DARKSYDE said:
Is our galaxy receding near the speed of light to an observer at the edge of our observable universe?
phinds said:
No, it is receding at 3 times the speed of light.
Darksyde, you may need some background concepts otherwise you could find the information confusing.
There's the idea of PROPER distance at some specified moment which is the distance you'd measure if you could freeze the universe right at that moment, stop the expansion process, so you could measure in some conventional way like radar without the distances changing while you were measuring. Sometimes that present value of that distance is called the "NOW distance" or "current distance" to something.
Many of us use that concept of distance consistently or almost always. Unless otherwise specified like by saying angular-size-distance or luminosity-distance or whatever. Technically those are different. I almost always mean proper distance.
The farthest matter we can see is the matter which gave off the ancient light called the CMB (cosmic microwave background). When we use an antenna to study that light we are seeing that matter. IT IS NOW ABOUT 46 BILLION LIGHTYEARS AWAY. Because of the expansion of distances while the light was traveling to us.

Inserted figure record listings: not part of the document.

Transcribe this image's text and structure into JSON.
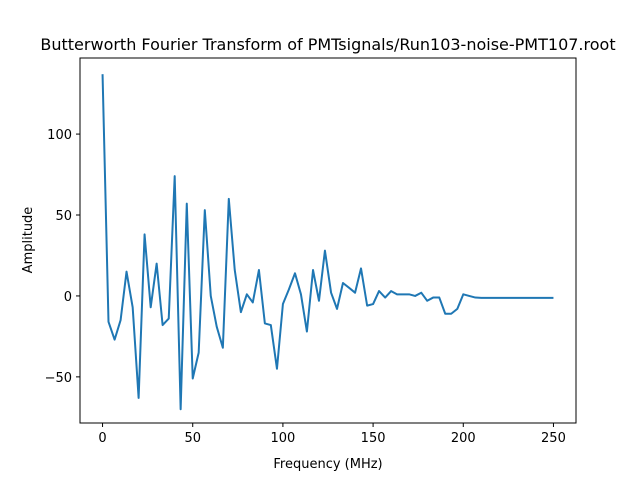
{
  "chart_data": {
    "type": "line",
    "title": "Butterworth Fourier Transform of PMTsignals/Run103-noise-PMT107.root",
    "xlabel": "Frequency (MHz)",
    "ylabel": "Amplitude",
    "xlim": [
      -12.5,
      262.5
    ],
    "ylim": [
      -78.5,
      147
    ],
    "xticks": [
      0,
      50,
      100,
      150,
      200,
      250
    ],
    "xtick_labels": [
      "0",
      "50",
      "100",
      "150",
      "200",
      "250"
    ],
    "yticks": [
      -50,
      0,
      50,
      100
    ],
    "ytick_labels": [
      "−50",
      "0",
      "50",
      "100"
    ],
    "grid": false,
    "color": "#1f77b4",
    "series": [
      {
        "x": [
          0,
          3.3,
          6.7,
          10,
          13.3,
          16.7,
          20,
          23.3,
          26.7,
          30,
          33.3,
          36.7,
          40,
          43.3,
          46.7,
          50,
          53.3,
          56.7,
          60,
          63.3,
          66.7,
          70,
          73.3,
          76.7,
          80,
          83.3,
          86.7,
          90,
          93.3,
          96.7,
          100,
          103.3,
          106.7,
          110,
          113.3,
          116.7,
          120,
          123.3,
          126.7,
          130,
          133.3,
          136.7,
          140,
          143.3,
          146.7,
          150,
          153.3,
          156.7,
          160,
          163.3,
          166.7,
          170,
          173.3,
          176.7,
          180,
          183.3,
          186.7,
          190,
          193.3,
          196.7,
          200,
          203.3,
          206.7,
          210,
          213.3,
          216.7,
          220,
          223.3,
          226.7,
          230,
          233.3,
          236.7,
          240,
          243.3,
          246.7,
          250
        ],
        "y": [
          137,
          -16,
          -27,
          -15,
          15,
          -7,
          -63,
          38,
          -7,
          20,
          -18,
          -14,
          74,
          -70,
          57,
          -51,
          -35,
          53,
          0,
          -19,
          -32,
          60,
          16,
          -10,
          1,
          -4,
          16,
          -17,
          -18,
          -45,
          -5,
          4,
          14,
          1,
          -22,
          16,
          -3,
          28,
          2,
          -8,
          8,
          5,
          2,
          17,
          -6,
          -5,
          3,
          -1,
          3,
          1,
          1,
          1,
          0,
          2,
          -3,
          -1,
          -1,
          -11,
          -11,
          -8,
          1,
          0,
          -1,
          -1.2,
          -1.2,
          -1.2,
          -1.2,
          -1.2,
          -1.2,
          -1.2,
          -1.2,
          -1.2,
          -1.2,
          -1.2,
          -1.2,
          -1.2
        ]
      }
    ]
  }
}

So that effectively marks the EDGE of the currently observable universe---the farthest stuff we can see. We see it as it was when it was still hot gas and had not cooled and condensed into galaxies and stuff.
THE DISTANCE TO THAT MATTER IS INCREASING AT ABOUT THREE TIMES the speed of light.

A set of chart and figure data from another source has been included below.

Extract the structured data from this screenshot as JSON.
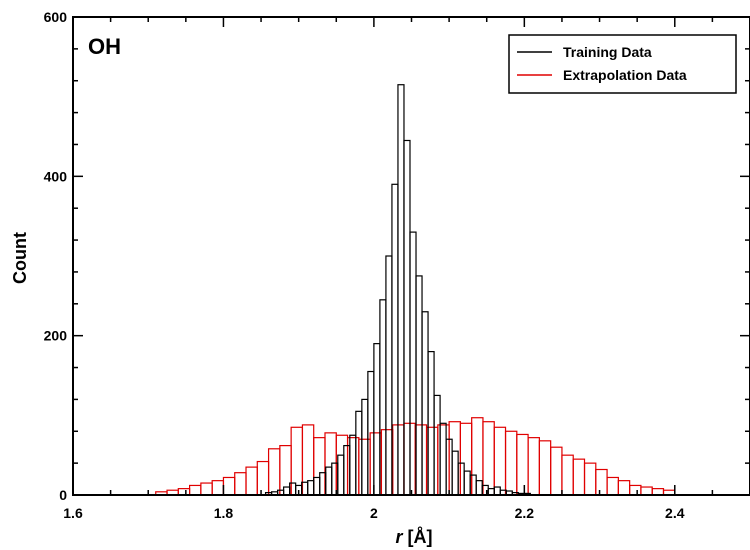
{
  "chart_data": {
    "type": "bar",
    "panel_label": "OH",
    "xlabel_italic": "r",
    "xlabel_rest": " [Å]",
    "ylabel": "Count",
    "xlim": [
      1.6,
      2.5
    ],
    "ylim": [
      0,
      600
    ],
    "xticks": [
      1.6,
      1.8,
      2.0,
      2.2,
      2.4
    ],
    "xtick_labels": [
      "1.6",
      "1.8",
      "2",
      "2.2",
      "2.4"
    ],
    "yticks": [
      0,
      200,
      400,
      600
    ],
    "ytick_labels": [
      "0",
      "200",
      "400",
      "600"
    ],
    "grid": false,
    "legend_position": "top-right",
    "series": [
      {
        "name": "Training Data",
        "color": "#000000",
        "bin_width": 0.008,
        "bin_starts": [
          1.856,
          1.864,
          1.872,
          1.88,
          1.888,
          1.896,
          1.904,
          1.912,
          1.92,
          1.928,
          1.936,
          1.944,
          1.952,
          1.96,
          1.968,
          1.976,
          1.984,
          1.992,
          2.0,
          2.008,
          2.016,
          2.024,
          2.032,
          2.04,
          2.048,
          2.056,
          2.064,
          2.072,
          2.08,
          2.088,
          2.096,
          2.104,
          2.112,
          2.12,
          2.128,
          2.136,
          2.144,
          2.152,
          2.16,
          2.168,
          2.176,
          2.184,
          2.192,
          2.2
        ],
        "values": [
          3,
          4,
          6,
          10,
          15,
          12,
          16,
          18,
          22,
          28,
          35,
          40,
          50,
          62,
          75,
          105,
          120,
          155,
          190,
          245,
          300,
          390,
          515,
          445,
          330,
          275,
          230,
          180,
          125,
          90,
          70,
          55,
          40,
          30,
          25,
          18,
          12,
          8,
          10,
          6,
          5,
          3,
          2,
          2
        ]
      },
      {
        "name": "Extrapolation Data",
        "color": "#e00000",
        "bin_width": 0.015,
        "bin_starts": [
          1.71,
          1.725,
          1.74,
          1.755,
          1.77,
          1.785,
          1.8,
          1.815,
          1.83,
          1.845,
          1.86,
          1.875,
          1.89,
          1.905,
          1.92,
          1.935,
          1.95,
          1.965,
          1.98,
          1.995,
          2.01,
          2.025,
          2.04,
          2.055,
          2.07,
          2.085,
          2.1,
          2.115,
          2.13,
          2.145,
          2.16,
          2.175,
          2.19,
          2.205,
          2.22,
          2.235,
          2.25,
          2.265,
          2.28,
          2.295,
          2.31,
          2.325,
          2.34,
          2.355,
          2.37,
          2.385
        ],
        "values": [
          4,
          6,
          8,
          12,
          15,
          18,
          22,
          28,
          35,
          42,
          58,
          62,
          85,
          88,
          72,
          78,
          75,
          72,
          70,
          78,
          82,
          88,
          90,
          88,
          85,
          88,
          92,
          90,
          97,
          92,
          85,
          80,
          76,
          72,
          68,
          60,
          50,
          45,
          40,
          32,
          22,
          18,
          12,
          10,
          8,
          6
        ]
      }
    ]
  }
}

You might want to get some hands-on experience with the standard cosmo model, so you don't just have people telling you stuff. There is a very good online calculator by a PF member named Jorrie, who posts here occasionally.
The only problem is it tells you too much. You have to focus and just look at the numbers that matter to you and ignore the rest. You might want to try it though.
http://www.einsteins-theory-of-relativity-4engineers.com/cosmocalc_2010.htm
Just go there and press the "calculate" button. He already has it set up to give you roughly the distance to the edge of the observable, and the recession speed of matter at that edge.
It will say something like
Proper distance now = 46000 Mly
Proper recession speed now = 3c
Just look at those two numbers, in those two boxes, and ignore the rest.
Then you can put in a different number for
Redshift of source now
and press "calculate" button again.
That is the key thing, try varying the redshift of source. He has it set to 1088 for starters because that is a good estimate of the redshift of the ancient light coming from the edge of what we can currently observe. Its waves have been stretched out by a factor of around 1100. That is why it is microwaves now, instead of the visible light and heat-glow of hot gas (which it used to be when it started out.)
But put in something else instead of 1088. Say you heard a supernova was observed and the redshift was 2. Put a 2 into the box labeled Redshift of source, and press calculate.
That will tell how far away the supernova is, and how rapidly the distance to it is now expanding.